According to the High-Definition Multimedia Interface (HDMI 1.4) Technical Specification, an HDMI Source (source) determines the pixel encoding and video format of a signal transmitted based on: the characteristics of the source video; the format and pixel encoding conversion possible at the source; and the format and pixel encoding capabilities and preferences of an HDMI Sink (sink). The video pixels transmitted across a wired link (cable) are in one of the three different pixel encodings: RGB 4:4:4, YCBCR 4:4:4 or YCBCR4:2:2.
HDMI sources and sinks are capable of supporting RGB 4:4:4 pixel encoding.

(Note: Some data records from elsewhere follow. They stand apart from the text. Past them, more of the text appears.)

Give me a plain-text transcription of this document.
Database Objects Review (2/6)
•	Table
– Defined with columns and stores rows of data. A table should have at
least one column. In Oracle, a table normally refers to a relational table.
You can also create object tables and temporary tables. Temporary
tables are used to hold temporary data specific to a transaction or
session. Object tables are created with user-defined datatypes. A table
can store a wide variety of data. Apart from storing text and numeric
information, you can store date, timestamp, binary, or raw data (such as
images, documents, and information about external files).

HDMI sources support either YCBCR 4:4:4 or YCBCR 4:2:2 pixel encoding whenever an HDMI source is capable of transmitting a color-difference color space across any other component (analog or digital video interface), except where the HDMI source would be required to convert RGB video to YCBCR. All HDMI sinks are capable of supporting both YCBCR 4:4:4 and YCBCR 4:2:2 pixel encoding when an HDMI sink is capable of supporting a color-difference color space from any other component analog or digital video input. If an HDMI sink supports either YCBCR 4:4:4 or YCBCR 4:2:2, then both are supported.

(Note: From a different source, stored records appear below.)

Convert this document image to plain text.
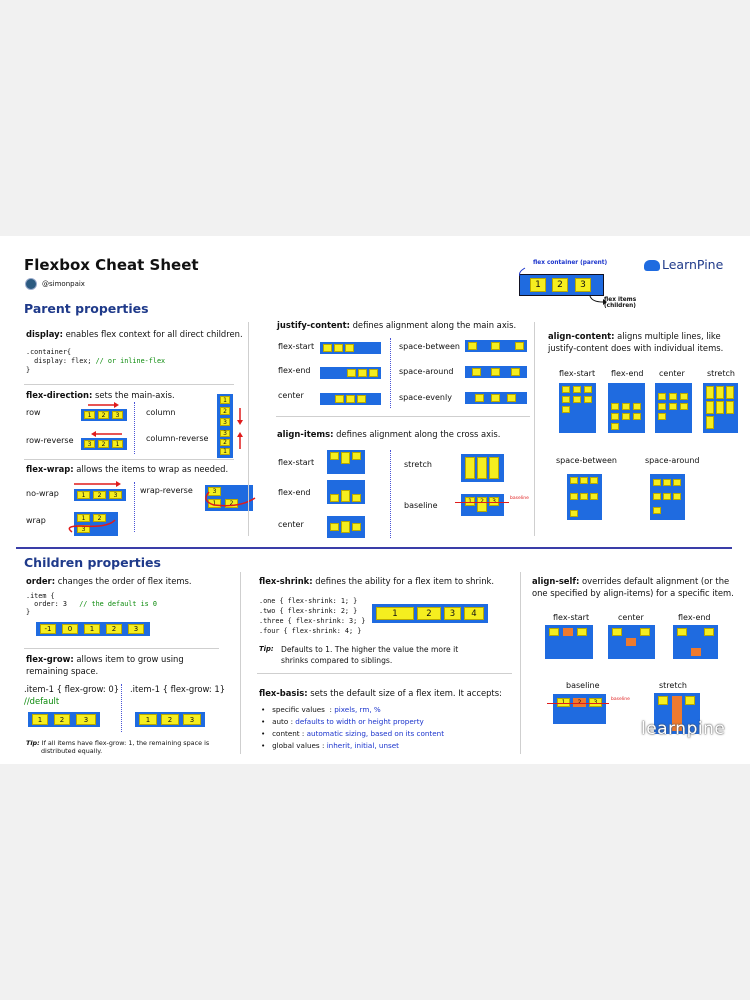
Flexbox Cheat Sheet
@simonpaix
flex container (parent)
1	2	3
flex items
(children)
LearnPine
Parent properties
display: enables flex context for all direct children.
.container{
display: flex; // or inline-flex
}
flex-direction: sets the main-axis.
row
row-reverse
1	2	3
3	2	1
column
column-reverse
1
2
3
3
2
1
flex-wrap: allows the items to wrap as needed.
no-wrap
wrap
1	2	3
1	2
3
wrap-reverse	3
1	2
justify-content: defines alignment along the main axis.
flex-start
flex-end
center
space-between
space-around
space-evenly
align-items: defines alignment along the cross axis.
flex-start
flex-end
center
stretch
baseline
baseline
align-content: aligns multiple lines, like
justify-content does with individual items.
flex-start flex-end center	stretch
space-between	space-around
Children properties
order: changes the order of flex items.
.item {
order: 3 // the default is 0
}
-1	0	1	2	3
flex-grow: allows item to grow using
remaining space.
.item-1 { flex-grow: 0}
//default
.item-1 { flex-grow: 1}
1	2	3	1	2	3
Tip: If all items have flex-grow: 1, the remaining space is
distributed equally.
flex-shrink: defines the ability for a flex item to shrink.
.one { flex-shrink: 1; }
.two { flex-shrink: 2; }
.three { flex-shrink: 3; }
.four { flex-shrink: 4; }
1	2	3	4
Tip: Defaults to 1. The higher the value the more it
shrinks compared to siblings.
flex-basis: sets the default size of a flex item. It accepts:
•   specific values  : pixels, rm, %
•   auto : defaults to width or height property
•   content : automatic sizing, based on its content
•   global values : inherit, initial, unset
align-self: overrides default alignment (or the
one specified by align-items) for a specific item.
flex-start	center	flex-end
baseline	stretch
baseline
learnpine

HDMI sources and sinks support color depth of 24 bits per pixel, but may support “Deep Color” 30, 36 and/or 48 bits per pixel. All Deep Color modes are optional though if an HDMI source or sink support any Deep Color mode, it supports a 36-bit mode. For each supported Deep Color mode, RGB 4:4:4 is supported and optionally YCBCR YCBCR 4:4:4 may be supported. YCBCR 4:2:2 is also a 36-bit mode. All HDMI sources do not send a Deep Color mode signal to a sink that does not indicate support for that mode.